In de praktijk komt het nogal eens voor dat onvoldoende aanmeldingen binnen komen om een groep van start te kunnen laten gaan.
In dat geval ligt het voor de hand eerst een goede analyse te maken van de (mogelijke) oorzaken. En vervolgens een sluitend plan van aanpak te formuleren.
Hieronder geven we een aantal mogelijke oorzaken voor een tekort aan aanmeldingen, te gebruiken als checklist. Tevens worden enkele suggesties gedaan voor het plan van aanpak. Mail ons vooral úw aanvulling op onderstaande opsomming !
1. Het aanbod sluit niet aan op de bestaande (hulp)vraag
Het kan natuurlijk zijn dat het aanbod niet (meer) aansluit bij een bestaande problematiek in het algemeen en/of de hulpvraag van bestaande clienten van het maatschappelijk werk in het bijzonder. Of dat de doelgroep voor het open groepsaanbod toevallig ontbreekt in de betreffende regio.
Voordat echter besloten wordt het betreffende aanbod dan maar te schrappen raden we aan onderstaande mogelijkheden te onderzoeken voordat het kind met het badwater wordt weggegooid.
2. Niet de juiste of onvoldoende publiciteit
De naamgeving van de groep kan al afschrikken of juist aantrekken. Mogelijk dat de gebruikte publiciteitsmiddelen onvoldoende waren om de verwijzende collegae en andere intermediairen en/of de (potentiële) deelnemers te bereiken. In dat geval is het raadzaam de gehele PR eens onder de loep te nemen. De opsomming van publiciteitsmiddelen kan u hierbij helpen.
3. Te lange wachttijd
De wachttijd tussen aanmelding voor een groep en de start van de groep is te groot. Wanneer bijvoorbeeld een collega-maatschappelijk werker zijn/haar cliënt een half jaar moeten laten wachten voordat hij/zij kan deelnemen aan een groep dan bestaat de mogelijkheid dat betreffende collega dan kiest voor een individueel hulpverleningstraject.
- Een doorgaande groep waar bijvoorbeeld eens per maand nieuwe deelnemers kunnen instromen is een optie.
- Een groep starten zodra voldoende aanmeldingen binnen zijn in plaats van 1 - 2 keer per jaar op een vast tijdstip de groep te laten starten.
4. Weerstand van de cliënt
Cliënt ziet het niet zitten om aan een groep deel te nemen. Onder punt 5 t/m 8 worden enkele mogelijke oorzaken van deze weerstand verder uitgewerkt. Wat te doen met weerstand van de cliënt om aan een groep deel te nemen?

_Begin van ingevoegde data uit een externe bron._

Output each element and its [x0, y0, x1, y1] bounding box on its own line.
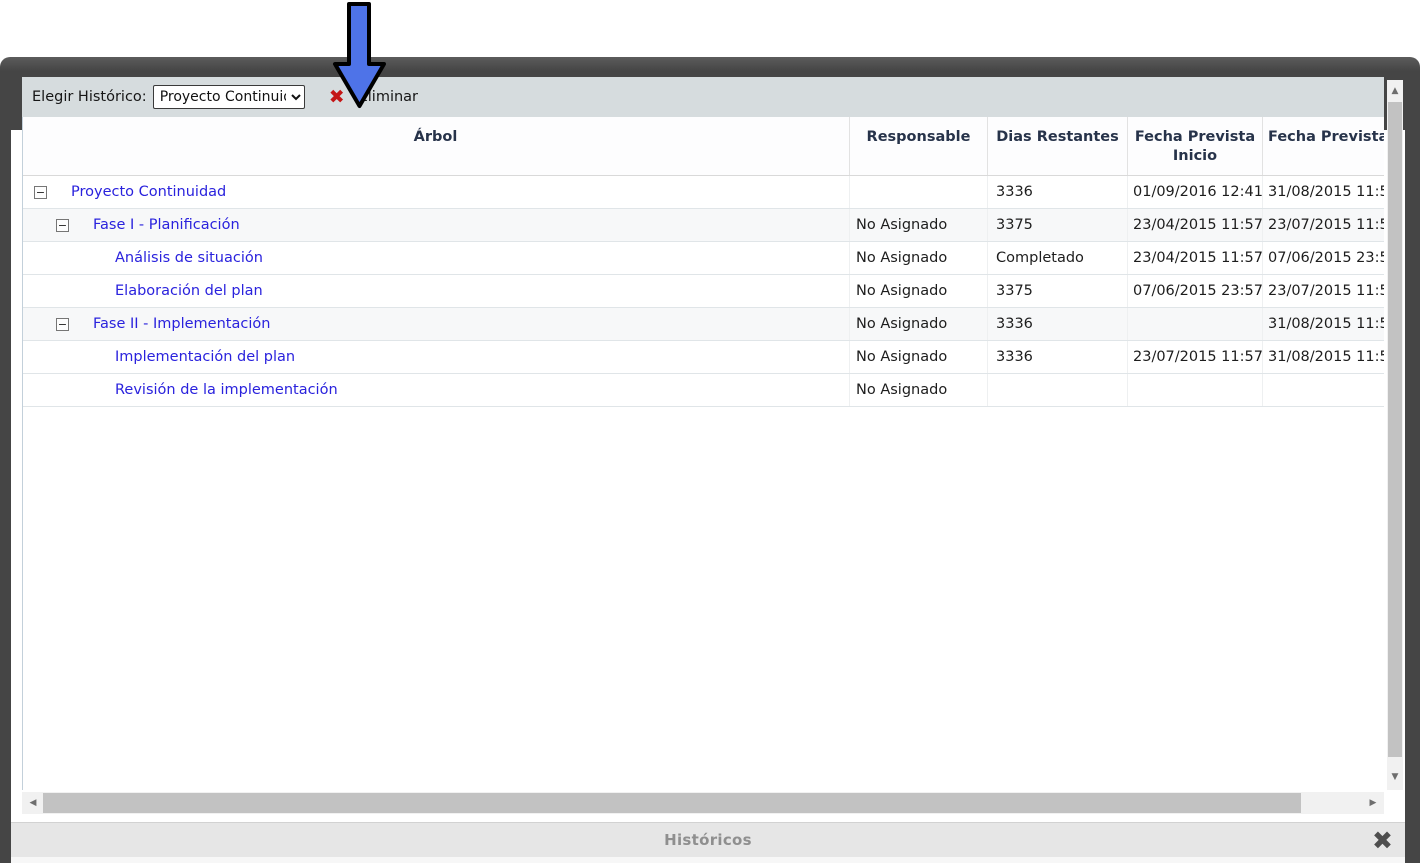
annotation-arrow-down-icon — [332, 0, 388, 112]
table-row: Análisis de situación No AsignadoCompleta… — [22, 242, 1384, 275]
fecha-fin-cell — [1263, 374, 1384, 406]
responsable-cell — [850, 176, 988, 208]
scroll-up-button[interactable]: ▲ — [1387, 82, 1403, 100]
dias-restantes-cell: 3336 — [988, 341, 1128, 373]
tree-node-link[interactable]: Fase I - Planificación — [93, 217, 240, 233]
fecha-fin-cell: 31/08/2015 11:57:56 — [1263, 176, 1384, 208]
header-dias-restantes: Dias Restantes — [988, 117, 1128, 175]
horizontal-scrollbar[interactable]: ◀ ▶ — [22, 792, 1384, 814]
fecha-inicio-cell: 07/06/2015 23:57:56 — [1128, 275, 1263, 307]
page: Elegir Histórico: Proyecto Continuidad ✖… — [0, 0, 1420, 863]
dialog-title-bar: Históricos ✖ — [11, 822, 1405, 857]
tree-table: Árbol Responsable Dias Restantes Fecha P… — [22, 117, 1384, 407]
responsable-cell: No Asignado — [850, 374, 988, 406]
fecha-fin-cell: 31/08/2015 11:57:56 — [1263, 341, 1384, 373]
dias-restantes-cell: 3336 — [988, 176, 1128, 208]
bottom-strip — [11, 857, 1405, 863]
scroll-right-button[interactable]: ▶ — [1364, 792, 1382, 814]
collapse-toggle-icon[interactable]: − — [56, 219, 69, 232]
tree-node-link[interactable]: Proyecto Continuidad — [71, 184, 226, 200]
tree-cell: Implementación del plan — [22, 341, 850, 373]
collapse-toggle-icon[interactable]: − — [56, 318, 69, 331]
fecha-fin-cell: 31/08/2015 11:57:56 — [1263, 308, 1384, 340]
historico-select[interactable]: Proyecto Continuidad — [153, 85, 305, 109]
dialog-title: Históricos — [11, 823, 1405, 857]
responsable-cell: No Asignado — [850, 308, 988, 340]
dias-restantes-cell: Completado — [988, 242, 1128, 274]
tree-cell: − Proyecto Continuidad — [22, 176, 850, 208]
tree-node-link[interactable]: Revisión de la implementación — [115, 382, 338, 398]
table-row: − Fase II - Implementación No Asignado3336… — [22, 308, 1384, 341]
toolbar: Elegir Histórico: Proyecto Continuidad ✖… — [22, 77, 1384, 117]
tree-node-link[interactable]: Análisis de situación — [115, 250, 263, 266]
fecha-inicio-cell: 23/04/2015 11:57:56 — [1128, 242, 1263, 274]
table-row: − Proyecto Continuidad 333601/09/2016 12:4… — [22, 176, 1384, 209]
horizontal-scrollbar-thumb[interactable] — [43, 793, 1301, 813]
responsable-cell: No Asignado — [850, 242, 988, 274]
vertical-scrollbar-thumb[interactable] — [1388, 102, 1402, 757]
header-fecha-prevista-inicio: Fecha Prevista Inicio — [1128, 117, 1263, 175]
tree-cell: − Fase I - Planificación — [22, 209, 850, 241]
table-row: Revisión de la implementación No Asignado — [22, 374, 1384, 407]
tree-node-link[interactable]: Fase II - Implementación — [93, 316, 270, 332]
responsable-cell: No Asignado — [850, 341, 988, 373]
tree-cell: − Fase II - Implementación — [22, 308, 850, 340]
table-left-border — [22, 117, 23, 790]
vertical-scrollbar[interactable]: ▲ ▼ — [1387, 80, 1403, 790]
tree-node-link[interactable]: Elaboración del plan — [115, 283, 263, 299]
close-icon[interactable]: ✖ — [1372, 824, 1393, 857]
fecha-fin-cell: 23/07/2015 11:57:56 — [1263, 209, 1384, 241]
collapse-toggle-icon[interactable]: − — [34, 186, 47, 199]
tree-cell: Revisión de la implementación — [22, 374, 850, 406]
header-responsable: Responsable — [850, 117, 988, 175]
responsable-cell: No Asignado — [850, 275, 988, 307]
fecha-fin-cell: 23/07/2015 11:57:56 — [1263, 275, 1384, 307]
table-body: −Proyecto Continuidad333601/09/2016 12:4… — [22, 176, 1384, 407]
table-header-row: Árbol Responsable Dias Restantes Fecha P… — [22, 117, 1384, 176]
fecha-inicio-cell: 23/07/2015 11:57:56 — [1128, 341, 1263, 373]
dias-restantes-cell: 3375 — [988, 275, 1128, 307]
tree-cell: Elaboración del plan — [22, 275, 850, 307]
fecha-inicio-cell — [1128, 374, 1263, 406]
dias-restantes-cell — [988, 374, 1128, 406]
fecha-inicio-cell: 23/04/2015 11:57:56 — [1128, 209, 1263, 241]
table-row: Implementación del plan No Asignado333623… — [22, 341, 1384, 374]
tree-node-link[interactable]: Implementación del plan — [115, 349, 295, 365]
elegir-historico-label: Elegir Histórico: — [32, 89, 147, 105]
fecha-fin-cell: 07/06/2015 23:57:56 — [1263, 242, 1384, 274]
table-row: Elaboración del plan No Asignado337507/06… — [22, 275, 1384, 308]
responsable-cell: No Asignado — [850, 209, 988, 241]
header-fecha-prevista-fin: Fecha Prevista Fin — [1263, 117, 1384, 175]
dias-restantes-cell: 3336 — [988, 308, 1128, 340]
scroll-down-button[interactable]: ▼ — [1387, 768, 1403, 786]
fecha-inicio-cell: 01/09/2016 12:41:35 — [1128, 176, 1263, 208]
header-arbol: Árbol — [22, 117, 850, 175]
dias-restantes-cell: 3375 — [988, 209, 1128, 241]
scroll-left-button[interactable]: ◀ — [24, 792, 42, 814]
tree-cell: Análisis de situación — [22, 242, 850, 274]
table-row: −Fase I - PlanificaciónNo Asignado337523… — [22, 209, 1384, 242]
fecha-inicio-cell — [1128, 308, 1263, 340]
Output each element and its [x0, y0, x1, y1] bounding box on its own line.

- De begeleidende maatschappelijk werker kan de weerstand onderzoeken / verhelderen en mogelijke oplossingen aandragen. Betreffende maatschappelijk werker kan hiervoor natuurlijk ook nog contact opnemen met de groepswerkers.
- De begeleidende maatschappelijk werker kan cliënt motiveren voor deelname aan een groep. Afhankelijk van de visie van de instelling krijgt cliënt wel of geen mogelijkheid zelf nog te kiezen tussen een individueel of een groepsgewijs hulpverleningsaanbod.
5. Te ver weg
De afstand tot de locatie waar de groep gegeven gaat worden vormt een drempel voor de cliënt om deel te nemen.
- Op meerdere locaties de groep aanbieden.
- De locatie waar de groep gegeven wordt variëren.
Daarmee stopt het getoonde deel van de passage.